2021 Fiscal Year Research-status Report
Identification of Novel Signal Recognition Factors for Mitochondrial beta-barrel Membrane Proteins
Project/Area Number |
21K15043
|
Research Institution | University of Miyazaki |
Principal Investigator |
ジャーマニー エドワード 宮崎大学, キャリアマネジメント推進機構, 研究員 (00866767)
|
Project Period (FY) |
2021-04-01 – 2023-03-31
|
Keywords | 膜タンパク質 / βバレル / ミトコンドリア / タンパク質輸送 |
Outline of Annual Research Achievements |
βバレル型膜タンパク質は、グラム陰性菌、ミトコンドリア、葉緑体に存在する。このうち、グラム陰性菌とミトコンドリアのものには共通の局在化シグナルとしてβシグナルが存在することが報告されている。βシグナルは、タンパク質の最もC末端側に位置している。われわれは、グラム陰性菌の一種である大腸菌を用いた解析から、タンパク質の内部に存在する新規シグナルを同定した。また、配列解析からこのシグナルがミトコンドリアにも存在していることを確認したが、ミトコンドリアでの役割については全く解析されていない。そこで、本研究では、ミトコンドリアにおける新規シグナルの役割解明と、このシグナルを認識するミトコンドリアタンパク質輸送因子を同定することを試みている。 初年度は、新規シグナルの役割解明として、ミトコンドリアのβバレル型膜タンパク質で、最も輸送についての知見が蓄積しているTom40を用いてシグナル変異体を作成し、その影響を調べた。Tom40を含むミトコンドリアβバレル型膜タンパク質は、ミトコンドリアの外で合成され、外膜を一旦透過し、膜間部へと侵入してから、外膜へと挿入される。この反応のうち、最初の外膜透過はミトコンドリア成立後に獲得されたもので、後半の外膜挿入は、グラム陰性菌から受け継がれたシステムである。Tom40のシグナル変異体は、外膜への挿入効率が低下していたが、ミトコンドリアへの侵入には影響されなかった。
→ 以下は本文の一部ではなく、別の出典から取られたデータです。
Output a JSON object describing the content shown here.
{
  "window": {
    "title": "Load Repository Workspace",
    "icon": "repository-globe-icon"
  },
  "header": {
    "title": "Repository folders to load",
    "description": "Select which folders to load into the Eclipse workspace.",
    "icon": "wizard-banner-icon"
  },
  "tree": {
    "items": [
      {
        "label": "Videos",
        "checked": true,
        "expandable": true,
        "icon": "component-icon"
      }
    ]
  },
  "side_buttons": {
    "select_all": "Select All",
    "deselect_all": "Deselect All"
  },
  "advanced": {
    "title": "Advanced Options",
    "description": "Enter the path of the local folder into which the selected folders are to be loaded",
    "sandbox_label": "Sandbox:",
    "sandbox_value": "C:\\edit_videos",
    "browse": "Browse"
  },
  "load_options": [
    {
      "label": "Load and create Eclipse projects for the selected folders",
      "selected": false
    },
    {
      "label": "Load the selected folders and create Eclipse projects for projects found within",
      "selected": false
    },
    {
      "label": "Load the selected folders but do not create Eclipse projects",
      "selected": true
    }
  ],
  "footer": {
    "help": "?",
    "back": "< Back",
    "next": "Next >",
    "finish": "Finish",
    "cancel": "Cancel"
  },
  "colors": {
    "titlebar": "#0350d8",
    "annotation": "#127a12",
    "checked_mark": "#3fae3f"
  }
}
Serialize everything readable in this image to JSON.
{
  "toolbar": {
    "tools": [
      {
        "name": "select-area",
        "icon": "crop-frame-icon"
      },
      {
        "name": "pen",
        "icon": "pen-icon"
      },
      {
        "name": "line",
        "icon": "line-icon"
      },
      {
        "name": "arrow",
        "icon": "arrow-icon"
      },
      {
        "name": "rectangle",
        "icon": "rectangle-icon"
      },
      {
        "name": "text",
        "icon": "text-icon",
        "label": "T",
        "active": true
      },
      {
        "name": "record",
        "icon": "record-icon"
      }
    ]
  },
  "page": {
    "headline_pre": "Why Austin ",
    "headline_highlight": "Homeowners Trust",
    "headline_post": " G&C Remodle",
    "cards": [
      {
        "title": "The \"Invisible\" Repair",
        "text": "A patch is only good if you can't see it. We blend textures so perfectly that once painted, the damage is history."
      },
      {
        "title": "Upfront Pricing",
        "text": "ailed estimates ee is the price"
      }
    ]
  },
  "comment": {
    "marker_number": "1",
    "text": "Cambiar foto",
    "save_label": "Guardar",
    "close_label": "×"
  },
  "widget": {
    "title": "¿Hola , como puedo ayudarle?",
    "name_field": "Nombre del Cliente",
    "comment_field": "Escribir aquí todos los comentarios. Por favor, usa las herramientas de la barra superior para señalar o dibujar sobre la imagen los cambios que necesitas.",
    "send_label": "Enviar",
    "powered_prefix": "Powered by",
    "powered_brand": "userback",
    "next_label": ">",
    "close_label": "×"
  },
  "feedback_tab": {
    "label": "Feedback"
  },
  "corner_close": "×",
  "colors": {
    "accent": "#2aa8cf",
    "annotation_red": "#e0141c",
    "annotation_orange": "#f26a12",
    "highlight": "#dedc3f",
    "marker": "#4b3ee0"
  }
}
すなわち、グラム陰性菌で見出されたシグナルは、ミトコンドリアでも輸送装置と同様に受け継がれていることを明らかにした。
|
Current Status of Research Progress |
Current Status of Research Progress
2: Research has progressed on the whole more than it was originally planned.
Reason
初年度は、シグナルの意義解明を達成し計画通りに研究が進んでいる。また、二年目に行う受容体探索のための人工タンパク質の設計、発現チェックまでが完了しており、目的通りのミトコンドリアの区画に輸送できていることを確認できた。二年目はこの人工タンパク質と相互作用する因子を同定することを目指す。
|
Strategy for Future Research Activity |
新規シグナル部分を、ミトコンドリアの膜間部に輸送するための人工タンパク質の設計、開発に成功している。今後は、この人工タンパク質に光架橋側鎖を持つ非天然アミノ酸を導入し、光架橋により未知因子である受容体の探索を実施する。
|
Causes of Carryover |
シグナル変異体を作成するために網羅的な変異導入を行う予定であったが、効率的な変異導入と、有効な変異体が単離できたため、作成にかかる費用を大幅に削減できた。次年度は、高価な非天然アミノ酸を用いた架橋実験と、タンパク質同定のための質量分析を実施するためその費用に利用する。